I would seriously like to know.

The Knowledge Deficit

So I finally got around to reading The Knowledge Deficit, E.D. Hirsch’s screed against the American educational establishment. I didn’t actually realize that the book was controversial until I mentioned it to a couple of people. I can’t, however, say that I’m surprised it elicited the reaction it did when it was first published; it contradicts pretty much all the received wisdom about what constitutes effective education in the United States, and it does so very, very bluntly. I can’t figure out how it didn’t get on my radar sooner.

Unknown

 

The essay paradox (maybe facts aren’t so bad after all!)

Here’s something I find puzzling: the SAT essay consistently comes under fire for allowing kids to make up information without being penalized for it. Presumably, then, the people doing the criticizing believe that knowing facts, and citing them appropriately in one’s writing, is a good thing. But at the same time, those people turn around and criticize schools for promoting “drill and kill” and “rote learning.”

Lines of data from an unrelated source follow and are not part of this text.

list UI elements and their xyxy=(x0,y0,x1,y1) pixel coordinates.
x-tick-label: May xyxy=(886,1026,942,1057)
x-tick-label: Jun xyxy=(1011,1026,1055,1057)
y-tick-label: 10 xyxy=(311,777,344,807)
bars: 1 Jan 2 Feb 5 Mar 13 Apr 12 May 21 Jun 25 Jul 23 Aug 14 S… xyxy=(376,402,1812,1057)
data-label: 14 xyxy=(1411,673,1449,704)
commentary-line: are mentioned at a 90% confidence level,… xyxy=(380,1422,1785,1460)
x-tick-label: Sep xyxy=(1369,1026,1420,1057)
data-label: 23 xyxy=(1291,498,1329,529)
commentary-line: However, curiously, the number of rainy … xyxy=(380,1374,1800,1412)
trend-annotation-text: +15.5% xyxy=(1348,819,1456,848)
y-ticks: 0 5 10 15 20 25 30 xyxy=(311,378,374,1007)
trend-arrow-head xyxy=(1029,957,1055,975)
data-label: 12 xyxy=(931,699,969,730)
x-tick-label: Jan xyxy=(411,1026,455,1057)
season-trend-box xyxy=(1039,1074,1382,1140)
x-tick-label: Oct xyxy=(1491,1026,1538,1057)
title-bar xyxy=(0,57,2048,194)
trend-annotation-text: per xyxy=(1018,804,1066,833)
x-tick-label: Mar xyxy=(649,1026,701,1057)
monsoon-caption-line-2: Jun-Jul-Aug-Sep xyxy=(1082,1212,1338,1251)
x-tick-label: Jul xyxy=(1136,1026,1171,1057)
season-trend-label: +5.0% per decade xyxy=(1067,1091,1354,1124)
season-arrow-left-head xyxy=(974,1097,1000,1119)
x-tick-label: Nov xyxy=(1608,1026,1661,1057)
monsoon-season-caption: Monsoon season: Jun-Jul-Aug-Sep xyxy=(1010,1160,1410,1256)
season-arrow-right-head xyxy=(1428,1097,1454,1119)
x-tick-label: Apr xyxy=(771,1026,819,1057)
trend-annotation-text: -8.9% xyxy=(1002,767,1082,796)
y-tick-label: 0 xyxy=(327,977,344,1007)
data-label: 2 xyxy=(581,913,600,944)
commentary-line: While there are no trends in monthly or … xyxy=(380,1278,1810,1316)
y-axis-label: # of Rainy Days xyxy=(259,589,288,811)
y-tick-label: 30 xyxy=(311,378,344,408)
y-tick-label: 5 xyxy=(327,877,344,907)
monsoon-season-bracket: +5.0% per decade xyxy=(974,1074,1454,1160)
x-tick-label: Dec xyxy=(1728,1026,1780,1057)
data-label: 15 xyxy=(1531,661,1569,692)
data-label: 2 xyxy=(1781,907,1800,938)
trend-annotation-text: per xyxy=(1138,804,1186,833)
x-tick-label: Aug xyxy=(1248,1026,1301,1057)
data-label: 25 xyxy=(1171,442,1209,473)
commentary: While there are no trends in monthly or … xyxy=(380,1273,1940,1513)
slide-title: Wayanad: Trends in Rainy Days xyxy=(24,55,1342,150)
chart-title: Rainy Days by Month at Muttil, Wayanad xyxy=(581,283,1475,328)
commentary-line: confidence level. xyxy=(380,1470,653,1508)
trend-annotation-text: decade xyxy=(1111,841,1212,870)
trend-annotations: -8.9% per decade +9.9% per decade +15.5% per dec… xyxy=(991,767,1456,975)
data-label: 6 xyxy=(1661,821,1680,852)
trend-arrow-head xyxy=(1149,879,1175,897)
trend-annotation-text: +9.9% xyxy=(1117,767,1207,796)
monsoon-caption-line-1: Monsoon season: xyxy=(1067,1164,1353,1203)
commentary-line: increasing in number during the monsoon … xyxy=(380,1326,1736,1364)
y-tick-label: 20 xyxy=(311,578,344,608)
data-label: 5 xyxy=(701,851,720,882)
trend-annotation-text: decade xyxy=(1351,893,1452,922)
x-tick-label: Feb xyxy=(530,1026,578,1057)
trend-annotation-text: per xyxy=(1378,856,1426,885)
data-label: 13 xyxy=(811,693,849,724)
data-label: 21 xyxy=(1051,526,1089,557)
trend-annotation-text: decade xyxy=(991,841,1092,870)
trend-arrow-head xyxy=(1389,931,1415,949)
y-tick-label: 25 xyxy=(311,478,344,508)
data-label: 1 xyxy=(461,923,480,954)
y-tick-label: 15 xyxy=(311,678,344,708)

If students were truly exposed to endless “drill and kill,” they would presumably at least know facts. There’s almost no way *not* to remember things after hearing them repeated a certain number of times. But from what I’ve observed, most of my students have difficulty discussing their Essay examples in anything resembling an in-depth manner because they don’t know enough concrete facts — about academic subjects, at least — to be able to discuss history, literature, or current events in detail. As a result, their writing inevitably becomes vague, repetitive, and confused.

Does anyone else see the irony here?

You can’t insist that schools stop teaching facts and then be surprised when students don’t know facts!

To be clear, I understand perfectly well that students learn facts best in the context. But the idea that kids are simply sitting and chanting “one times one is one, two times two is four…” is profoundly detached from the reality of American schools in 2014. (Yes, there are plenty of schools that drill kids endlessly in test-taking strategies, but that’s not what I’m talking about here.) More likely they’re clustered in groups so they can “learn from each other,” with one or two diligent kids sitting and doing the work while the others talk about what they did last weekend.

If an administrator happens to poke her head in, they’ll all look like wonderfully active and engaged learners, but the chances that they’ll retain any of what they discussed tomorrow or the next day are pretty slim. Then the  ones who can afford it hire tutors to do the drilling they didn’t get in class.

The reality is that even if teachers do present fascinating, engaging, stimulating lessons, kids still need to be held responsible for mastering basic pieces of factual knowledge — the two are not mutually exclusive, and it’s a gross oversimplification to claim that they are. But learning usually involves repetition, sometimes lots of repetition. That’s just how it works. In other domains (sports, music, etc.), that’s still accepted as common sense, but when it comes to academics, all that flies out the window.

Incidentally, I now encourage my students who are big sports fans to just write about sports: a kid who can’t write a coherent argument about the The Great Gatsby to save his life suddenly turns into a clear, flowing, and eloquent writer, complete with names, dates, facts, and statistics, when discussing Magic Johnson’s career. And it works: those essays are (by SAT essay standards) interesting to read, relatively painless for the kids to write, and they consistently receive scores of 10+.

Funny that I don’t see anyone complaining about “rote learning” there — if a kid wants to spend hours memorizing batting or shooting statistics, no one seems to have the least problem with it.